You also need to provide evidence that the chances are anything but very small. The existence alone of an exploit provides absolutely no indication of how widespread it's likely to become. Given that the exploit needs to be posted on "rogue Websites" in order to work, I'd say that alone reduces the chances considerably, because most sensible people won't visit sites like that, particularly if they know their iPhone is vulnerable.

knightlie
07-24-2007, 03:06 AM
This and avoiding dodgy emails coming from strangers, or even people I know, kept my PC virus-free for many years before my MBP.

Exactly. I rarely use a virus checker on Windows, and I've never got a virus in 20 years.

knightlie
07-24-2007, 07:50 AM
The report appears to state that the exploit affects the mobile version of Safari, according to AppleInsider, so the OSX and Windows versions are unlikely to be affected. Also, the obtaining of passwords and making phone calls is described as "worst case," so once again we see security reports blown out of proportion with theoretical leaps instead of hard facts.

Verted
07-24-2007, 08:45 AM
Please excuse my lack of security knowledge, but how does this vulnerability work? I dont understand how an attacker would initially target an iPhone. The video said that the user would think that they're opening the new york times, but is actually loading a script written by the attacker, but how would they initially have control of the iPhone?
It doesnt really affect me because I use Mozilla Firefox but I'm still interested.

knightlie
07-24-2007, 09:37 AM
They'd have to get you to visit a specially-crafted web page, or connect to a doctored wi-fi hotspot.
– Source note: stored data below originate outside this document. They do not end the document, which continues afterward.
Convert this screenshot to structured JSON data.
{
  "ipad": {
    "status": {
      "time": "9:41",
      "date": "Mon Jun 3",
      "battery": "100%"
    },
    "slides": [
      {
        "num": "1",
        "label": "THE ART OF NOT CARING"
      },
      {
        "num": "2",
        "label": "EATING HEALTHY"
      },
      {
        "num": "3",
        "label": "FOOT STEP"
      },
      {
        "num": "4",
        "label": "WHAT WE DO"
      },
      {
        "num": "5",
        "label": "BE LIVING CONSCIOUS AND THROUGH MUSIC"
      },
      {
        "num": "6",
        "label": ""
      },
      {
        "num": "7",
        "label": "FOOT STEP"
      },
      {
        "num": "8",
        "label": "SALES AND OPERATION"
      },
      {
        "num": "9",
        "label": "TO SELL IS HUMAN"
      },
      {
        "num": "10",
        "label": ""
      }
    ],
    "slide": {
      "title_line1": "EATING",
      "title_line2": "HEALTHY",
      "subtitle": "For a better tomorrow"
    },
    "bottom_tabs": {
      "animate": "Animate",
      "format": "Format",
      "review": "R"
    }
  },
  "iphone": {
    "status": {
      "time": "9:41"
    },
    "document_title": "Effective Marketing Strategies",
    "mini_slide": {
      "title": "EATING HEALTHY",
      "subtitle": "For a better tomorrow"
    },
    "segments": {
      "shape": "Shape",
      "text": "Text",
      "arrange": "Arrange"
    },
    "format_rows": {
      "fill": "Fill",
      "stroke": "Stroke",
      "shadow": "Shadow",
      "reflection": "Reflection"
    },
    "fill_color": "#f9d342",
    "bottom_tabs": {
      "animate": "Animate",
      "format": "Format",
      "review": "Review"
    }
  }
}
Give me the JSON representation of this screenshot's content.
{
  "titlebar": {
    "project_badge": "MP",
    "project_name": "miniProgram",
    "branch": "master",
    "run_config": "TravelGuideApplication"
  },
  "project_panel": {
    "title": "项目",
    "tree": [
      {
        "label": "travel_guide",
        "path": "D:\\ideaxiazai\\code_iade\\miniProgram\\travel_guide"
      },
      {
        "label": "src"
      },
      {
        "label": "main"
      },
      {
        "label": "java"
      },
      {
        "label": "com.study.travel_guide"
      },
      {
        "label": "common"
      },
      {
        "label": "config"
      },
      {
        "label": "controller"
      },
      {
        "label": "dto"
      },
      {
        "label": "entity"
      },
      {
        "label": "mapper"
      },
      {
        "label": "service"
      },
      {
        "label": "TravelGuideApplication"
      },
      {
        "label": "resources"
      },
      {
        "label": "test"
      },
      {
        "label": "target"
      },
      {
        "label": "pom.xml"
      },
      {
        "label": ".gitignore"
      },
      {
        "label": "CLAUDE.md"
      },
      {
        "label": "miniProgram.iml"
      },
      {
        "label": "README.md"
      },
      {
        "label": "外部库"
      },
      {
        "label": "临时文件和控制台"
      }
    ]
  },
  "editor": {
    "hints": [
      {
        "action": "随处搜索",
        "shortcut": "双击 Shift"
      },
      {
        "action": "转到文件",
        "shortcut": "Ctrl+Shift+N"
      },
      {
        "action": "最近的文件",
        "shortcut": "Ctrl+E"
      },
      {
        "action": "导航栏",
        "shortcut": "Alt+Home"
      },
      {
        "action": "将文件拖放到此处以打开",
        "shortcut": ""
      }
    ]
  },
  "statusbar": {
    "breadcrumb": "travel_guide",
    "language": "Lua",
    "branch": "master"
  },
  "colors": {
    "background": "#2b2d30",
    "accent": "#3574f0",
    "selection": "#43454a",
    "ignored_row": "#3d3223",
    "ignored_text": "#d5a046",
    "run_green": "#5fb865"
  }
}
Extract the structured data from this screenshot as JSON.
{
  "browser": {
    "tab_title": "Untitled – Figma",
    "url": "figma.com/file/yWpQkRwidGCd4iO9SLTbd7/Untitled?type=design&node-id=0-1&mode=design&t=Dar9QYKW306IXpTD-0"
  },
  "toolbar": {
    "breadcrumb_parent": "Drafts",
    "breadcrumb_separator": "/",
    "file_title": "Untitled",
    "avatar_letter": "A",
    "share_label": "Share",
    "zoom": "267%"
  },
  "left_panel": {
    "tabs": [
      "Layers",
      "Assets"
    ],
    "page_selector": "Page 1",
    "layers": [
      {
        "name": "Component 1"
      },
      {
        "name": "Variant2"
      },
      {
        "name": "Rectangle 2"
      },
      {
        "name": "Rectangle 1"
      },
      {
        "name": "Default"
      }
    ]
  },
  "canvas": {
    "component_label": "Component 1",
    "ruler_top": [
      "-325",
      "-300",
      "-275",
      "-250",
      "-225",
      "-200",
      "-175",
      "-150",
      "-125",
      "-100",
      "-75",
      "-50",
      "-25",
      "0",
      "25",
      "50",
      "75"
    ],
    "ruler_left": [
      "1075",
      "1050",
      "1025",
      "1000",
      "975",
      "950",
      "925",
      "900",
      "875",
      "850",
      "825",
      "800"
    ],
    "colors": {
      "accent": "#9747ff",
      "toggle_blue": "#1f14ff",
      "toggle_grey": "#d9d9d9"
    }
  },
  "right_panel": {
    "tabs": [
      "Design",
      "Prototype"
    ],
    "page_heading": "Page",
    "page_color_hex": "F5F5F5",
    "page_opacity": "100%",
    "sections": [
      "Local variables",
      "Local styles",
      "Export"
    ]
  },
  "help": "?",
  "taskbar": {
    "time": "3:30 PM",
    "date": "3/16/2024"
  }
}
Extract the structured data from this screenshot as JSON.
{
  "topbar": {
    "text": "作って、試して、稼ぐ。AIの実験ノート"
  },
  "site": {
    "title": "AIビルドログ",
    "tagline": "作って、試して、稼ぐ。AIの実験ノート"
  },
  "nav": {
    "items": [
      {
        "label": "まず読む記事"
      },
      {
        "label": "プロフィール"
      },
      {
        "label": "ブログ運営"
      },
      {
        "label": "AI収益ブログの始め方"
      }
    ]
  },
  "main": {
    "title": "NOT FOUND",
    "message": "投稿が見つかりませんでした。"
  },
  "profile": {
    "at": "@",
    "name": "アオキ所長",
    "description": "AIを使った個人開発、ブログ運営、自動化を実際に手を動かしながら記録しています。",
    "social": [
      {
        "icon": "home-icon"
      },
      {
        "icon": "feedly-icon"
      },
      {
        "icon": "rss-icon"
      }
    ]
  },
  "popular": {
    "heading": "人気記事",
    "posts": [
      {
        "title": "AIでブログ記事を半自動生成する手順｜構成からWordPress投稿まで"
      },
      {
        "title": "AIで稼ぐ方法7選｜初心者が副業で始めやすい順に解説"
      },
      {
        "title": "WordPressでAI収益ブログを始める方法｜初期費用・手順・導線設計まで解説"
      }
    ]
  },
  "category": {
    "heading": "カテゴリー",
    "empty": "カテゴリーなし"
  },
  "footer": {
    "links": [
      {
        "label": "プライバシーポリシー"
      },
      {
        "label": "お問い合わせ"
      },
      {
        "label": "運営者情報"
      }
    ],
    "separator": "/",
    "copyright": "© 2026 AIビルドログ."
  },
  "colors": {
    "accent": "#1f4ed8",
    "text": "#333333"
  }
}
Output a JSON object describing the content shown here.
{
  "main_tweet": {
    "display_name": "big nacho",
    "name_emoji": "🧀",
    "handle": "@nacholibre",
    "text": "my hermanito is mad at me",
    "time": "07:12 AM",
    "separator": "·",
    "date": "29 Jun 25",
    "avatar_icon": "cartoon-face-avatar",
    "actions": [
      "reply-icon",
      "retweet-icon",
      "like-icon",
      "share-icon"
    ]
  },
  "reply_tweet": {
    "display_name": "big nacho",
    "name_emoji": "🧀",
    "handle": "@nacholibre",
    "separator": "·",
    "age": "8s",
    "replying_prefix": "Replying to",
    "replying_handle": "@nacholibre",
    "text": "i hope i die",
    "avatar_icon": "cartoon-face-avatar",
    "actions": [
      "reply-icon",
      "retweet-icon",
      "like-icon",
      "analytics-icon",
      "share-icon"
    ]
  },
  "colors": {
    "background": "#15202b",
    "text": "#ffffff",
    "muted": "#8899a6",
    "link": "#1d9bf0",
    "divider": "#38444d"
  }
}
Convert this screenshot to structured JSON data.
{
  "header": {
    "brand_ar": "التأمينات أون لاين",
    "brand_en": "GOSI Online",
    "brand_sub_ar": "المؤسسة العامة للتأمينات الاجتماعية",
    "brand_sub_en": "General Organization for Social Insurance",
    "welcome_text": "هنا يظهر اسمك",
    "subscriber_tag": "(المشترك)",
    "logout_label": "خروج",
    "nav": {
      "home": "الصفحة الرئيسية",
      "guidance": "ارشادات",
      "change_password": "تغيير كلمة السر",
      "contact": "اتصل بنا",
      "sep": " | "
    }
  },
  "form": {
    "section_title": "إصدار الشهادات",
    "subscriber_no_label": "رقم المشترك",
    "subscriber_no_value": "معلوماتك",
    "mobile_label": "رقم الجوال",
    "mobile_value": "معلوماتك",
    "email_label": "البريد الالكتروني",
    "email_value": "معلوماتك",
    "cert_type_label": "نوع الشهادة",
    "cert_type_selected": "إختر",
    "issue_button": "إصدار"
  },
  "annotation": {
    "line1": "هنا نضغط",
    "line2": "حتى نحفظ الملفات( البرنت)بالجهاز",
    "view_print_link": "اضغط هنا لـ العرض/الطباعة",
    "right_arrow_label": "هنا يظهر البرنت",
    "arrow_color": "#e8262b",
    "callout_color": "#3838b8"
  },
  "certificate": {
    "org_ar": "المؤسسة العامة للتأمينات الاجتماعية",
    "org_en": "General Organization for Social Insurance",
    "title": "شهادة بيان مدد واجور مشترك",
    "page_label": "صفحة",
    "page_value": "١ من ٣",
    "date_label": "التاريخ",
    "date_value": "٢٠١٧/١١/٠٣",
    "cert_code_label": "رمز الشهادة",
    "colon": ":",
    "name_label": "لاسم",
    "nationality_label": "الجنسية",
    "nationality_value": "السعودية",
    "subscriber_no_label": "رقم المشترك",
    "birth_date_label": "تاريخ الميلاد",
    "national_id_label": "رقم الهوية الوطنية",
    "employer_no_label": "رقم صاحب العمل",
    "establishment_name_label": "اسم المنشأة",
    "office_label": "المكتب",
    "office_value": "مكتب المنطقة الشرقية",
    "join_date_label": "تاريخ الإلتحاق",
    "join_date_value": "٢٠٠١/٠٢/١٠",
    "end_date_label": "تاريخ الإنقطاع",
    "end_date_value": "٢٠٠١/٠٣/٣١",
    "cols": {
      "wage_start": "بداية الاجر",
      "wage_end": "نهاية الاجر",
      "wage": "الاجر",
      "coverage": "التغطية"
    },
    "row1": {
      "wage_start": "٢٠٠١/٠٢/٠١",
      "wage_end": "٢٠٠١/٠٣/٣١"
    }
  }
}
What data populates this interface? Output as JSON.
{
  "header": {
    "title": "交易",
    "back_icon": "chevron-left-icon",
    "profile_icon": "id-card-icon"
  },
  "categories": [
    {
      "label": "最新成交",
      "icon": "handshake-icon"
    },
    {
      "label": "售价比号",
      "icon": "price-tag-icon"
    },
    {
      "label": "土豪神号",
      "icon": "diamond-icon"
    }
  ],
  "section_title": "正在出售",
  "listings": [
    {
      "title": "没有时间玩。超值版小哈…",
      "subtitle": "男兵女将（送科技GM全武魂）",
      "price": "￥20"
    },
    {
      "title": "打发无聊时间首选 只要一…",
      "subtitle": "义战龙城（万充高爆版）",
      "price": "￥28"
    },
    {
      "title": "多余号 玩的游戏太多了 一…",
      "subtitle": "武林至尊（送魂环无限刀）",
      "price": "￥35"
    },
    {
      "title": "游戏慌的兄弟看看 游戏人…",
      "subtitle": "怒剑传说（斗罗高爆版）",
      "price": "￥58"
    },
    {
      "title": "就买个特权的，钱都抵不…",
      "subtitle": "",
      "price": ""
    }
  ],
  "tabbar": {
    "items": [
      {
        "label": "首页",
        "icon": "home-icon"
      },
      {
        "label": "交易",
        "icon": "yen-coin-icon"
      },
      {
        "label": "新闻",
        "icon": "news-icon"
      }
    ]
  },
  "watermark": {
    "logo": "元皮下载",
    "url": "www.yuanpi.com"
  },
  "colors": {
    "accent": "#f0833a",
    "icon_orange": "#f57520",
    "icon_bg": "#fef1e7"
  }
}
The New York Times is probably a bad example (more scaremongering), because as long as you visit the REAL New York Times website they can't send you the exploit. However, an email with a link to a fake NY Times website could be used.

And if you're using anything other than Safari on an iPhone then you're likely to be perfectly safe anyway, or at least as safe as usual. This is iPhone-specific.

daveinpoway
07-24-2007, 10:54 AM
This article here: http://news.yahoo.com/s/ap/20070723/ap_on_hi_te/iphone_hack;_ylt=Aj.2GbuKTsgItTJ3MANn0cvMWM0F indicates that the Apple computer version of Safari is vulnerable, but not the Windows version. It will probably take a few days (perhaps a week) for everything to get sorted out regarding what can and cannot be attacked.

As far as other browsers being just as insecure as Safari, that might well be true, but it just seems logical to avoid Mac applications that are shared with the iPhone, if possible, since the iPhone seems to be attracting so much hacker attention at this time. Given that other browsers work as well as (in some cases, even better than) Safari, I see no reason to marry oneself to this browser. Obviously, this is only my opinion, and those who don't wish to change have every right to keep using Safari.